Берсенев вспомнил слова Шубина.
– Нет, Елена Николаевна, сказать вам по правде, не было между нами ни одного замечательного человека. Да и где! Было, говорят, время в Московском университете![46]Только не теперь. Теперь это училище – не университет. Мне было тяжело с моими товарищами, – прибавил он, понизив голос.
– Тяжело?.. – прошептала Елена.
– Впрочем, – продолжал Берсенев, – я должен оговориться. Я знаю одного студента, – правда, он не моего курса, – это действительно замечательный человек.
– Как его зовут? – с живостью спросила Елена.

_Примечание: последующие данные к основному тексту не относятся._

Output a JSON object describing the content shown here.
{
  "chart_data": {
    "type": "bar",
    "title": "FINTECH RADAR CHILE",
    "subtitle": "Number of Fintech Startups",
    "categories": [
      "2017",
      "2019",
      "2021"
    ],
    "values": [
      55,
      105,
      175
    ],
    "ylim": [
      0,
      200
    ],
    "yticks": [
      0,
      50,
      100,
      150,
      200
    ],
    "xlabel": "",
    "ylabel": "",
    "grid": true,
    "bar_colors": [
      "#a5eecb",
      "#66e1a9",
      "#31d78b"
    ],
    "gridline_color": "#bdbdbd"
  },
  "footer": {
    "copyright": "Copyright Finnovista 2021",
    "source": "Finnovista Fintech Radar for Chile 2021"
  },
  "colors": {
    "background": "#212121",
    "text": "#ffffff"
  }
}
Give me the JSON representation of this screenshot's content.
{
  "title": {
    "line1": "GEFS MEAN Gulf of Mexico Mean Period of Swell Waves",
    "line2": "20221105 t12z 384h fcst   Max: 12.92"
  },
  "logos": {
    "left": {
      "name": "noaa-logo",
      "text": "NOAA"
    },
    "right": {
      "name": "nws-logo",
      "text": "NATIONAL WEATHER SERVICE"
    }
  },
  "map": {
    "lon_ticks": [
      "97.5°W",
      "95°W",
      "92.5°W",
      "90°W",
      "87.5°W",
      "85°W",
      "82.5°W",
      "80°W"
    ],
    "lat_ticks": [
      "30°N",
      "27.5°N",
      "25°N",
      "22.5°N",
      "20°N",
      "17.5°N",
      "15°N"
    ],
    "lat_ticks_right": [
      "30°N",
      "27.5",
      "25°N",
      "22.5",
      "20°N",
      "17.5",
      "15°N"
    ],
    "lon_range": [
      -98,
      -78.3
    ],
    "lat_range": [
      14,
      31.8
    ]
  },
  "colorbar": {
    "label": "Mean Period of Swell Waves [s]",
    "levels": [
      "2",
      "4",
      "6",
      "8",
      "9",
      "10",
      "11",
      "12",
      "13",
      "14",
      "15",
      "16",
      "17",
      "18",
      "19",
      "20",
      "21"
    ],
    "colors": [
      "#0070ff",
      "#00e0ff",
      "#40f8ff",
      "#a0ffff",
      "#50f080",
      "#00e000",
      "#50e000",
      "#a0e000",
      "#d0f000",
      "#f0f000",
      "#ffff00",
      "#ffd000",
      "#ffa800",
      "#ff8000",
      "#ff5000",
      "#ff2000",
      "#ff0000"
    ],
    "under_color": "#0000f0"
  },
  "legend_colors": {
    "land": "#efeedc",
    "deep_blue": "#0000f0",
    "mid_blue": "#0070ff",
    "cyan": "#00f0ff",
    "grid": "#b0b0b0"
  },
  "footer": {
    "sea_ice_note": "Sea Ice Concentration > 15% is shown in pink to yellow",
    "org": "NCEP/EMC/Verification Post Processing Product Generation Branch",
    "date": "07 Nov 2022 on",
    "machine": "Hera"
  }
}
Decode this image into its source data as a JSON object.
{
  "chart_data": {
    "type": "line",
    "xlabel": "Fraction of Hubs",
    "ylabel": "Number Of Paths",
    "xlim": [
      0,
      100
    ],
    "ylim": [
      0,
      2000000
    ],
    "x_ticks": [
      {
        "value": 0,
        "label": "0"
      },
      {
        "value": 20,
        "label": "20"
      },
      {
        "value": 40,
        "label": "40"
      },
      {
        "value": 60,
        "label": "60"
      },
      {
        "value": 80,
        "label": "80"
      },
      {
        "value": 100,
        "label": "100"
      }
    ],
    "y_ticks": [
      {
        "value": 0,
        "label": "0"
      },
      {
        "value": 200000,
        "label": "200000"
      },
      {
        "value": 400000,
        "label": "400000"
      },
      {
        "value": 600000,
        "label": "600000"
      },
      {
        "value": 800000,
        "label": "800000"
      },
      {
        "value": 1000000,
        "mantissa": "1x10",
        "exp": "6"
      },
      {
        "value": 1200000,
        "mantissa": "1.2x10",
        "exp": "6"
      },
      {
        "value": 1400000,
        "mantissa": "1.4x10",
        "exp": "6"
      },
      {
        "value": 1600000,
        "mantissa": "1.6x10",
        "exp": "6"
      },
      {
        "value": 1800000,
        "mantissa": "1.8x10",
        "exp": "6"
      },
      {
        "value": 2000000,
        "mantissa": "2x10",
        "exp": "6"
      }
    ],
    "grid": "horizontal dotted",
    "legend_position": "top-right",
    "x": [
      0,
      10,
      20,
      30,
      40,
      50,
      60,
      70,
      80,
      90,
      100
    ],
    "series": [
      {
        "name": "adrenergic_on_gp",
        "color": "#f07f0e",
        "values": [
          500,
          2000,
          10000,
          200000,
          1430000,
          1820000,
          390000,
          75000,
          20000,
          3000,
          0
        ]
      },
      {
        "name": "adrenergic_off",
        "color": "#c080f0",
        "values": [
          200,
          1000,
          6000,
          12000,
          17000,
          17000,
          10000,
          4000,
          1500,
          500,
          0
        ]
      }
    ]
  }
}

– Инсаров. Дмитрий Никанорыч. Он болгар.
– Не русский?
– Нет, не русский.
– Зачем же он живет в Москве?
– Он приехал сюда учиться. И знаете ли, с какою целью он учится? У него одна мысль: освобождение его родины. И судьба его необыкновенная. Отец его был довольно зажиточный купец, родом из Тырнова. Тырнов теперь небольшой городок, а в старину это была столица Болгарии, когда еще Болгария была независимым королевством. Торговал он в Софии, имел сношения с Россией; сестра его, родная тетка Инсарова, до сих пор живет в Клеве, замужем за старшим учителем истории в тамошней гимназии. В тысяча восемьсот тридцать пятом году, стало быть восемнадцать лет тому назад, совершилось ужасное злодеяние: мать Инсарова вдруг пропала без вести; через, неделю ее нашли зарезанною. – Елена содрогнулась. Берсенев остановился.
– Продолжайте, продолжайте, – проговорила она.
– Ходили слухи, что ее похитил и убил турецкий ага[47]; ее муж, отец Инсарова, дознался правды, хотел отомстить, но он только ранил кинжалом ату… Его расстреляли.
– Расстреляли? без суда?
– Да. Инсарову в то время пошел восьмой год. Он остался на руках у соседей. Сестра узнала об участи братниного семейства и пожелала иметь племянника у себя. Его доставили в Одессу, а оттуда в Клев. В Клеве он прожил целых двенадцать лет. Оттого он так хорошо говорит по-русски.
– Он говорит по-русски?
– Как мы с вами. Когда ему минуло двадцать лет (это было в начале сорок восьмого года), он пожелал вернуться на родину. Был в Софии и Тырнове, всю Болгарию исходил вдоль и поперек, провел в ней два года, выучился опять родному языку. Турецкое правительство преследовало его, и он, вероятно, в эти два года подвергался большим опасностям; я раз увидел у него на шее широкий рубец, должно быть след раны; но он об этом говорить не любит. Он тоже в своем роде молчальник. Я пытался его расспрашивать – не тут-то было. Отвечает общими фразами. Он ужасно упрям. В пятидесятом году он опять приехал в Россию, в Москву, с намерением образоваться вполне, сблизиться с русскими, а потом, когда он выйдет из университета…
– Что же тогда? – перебила Елена.
– А что Бог даст. Мудрено вперед загадывать.
Елена долго не спускала глаз с Берсенева.
– Вы очень заинтересовали меня своим рассказом, – промолвила она. – Каков он из себя, этот ваш, как вы его назвали… Инсаров?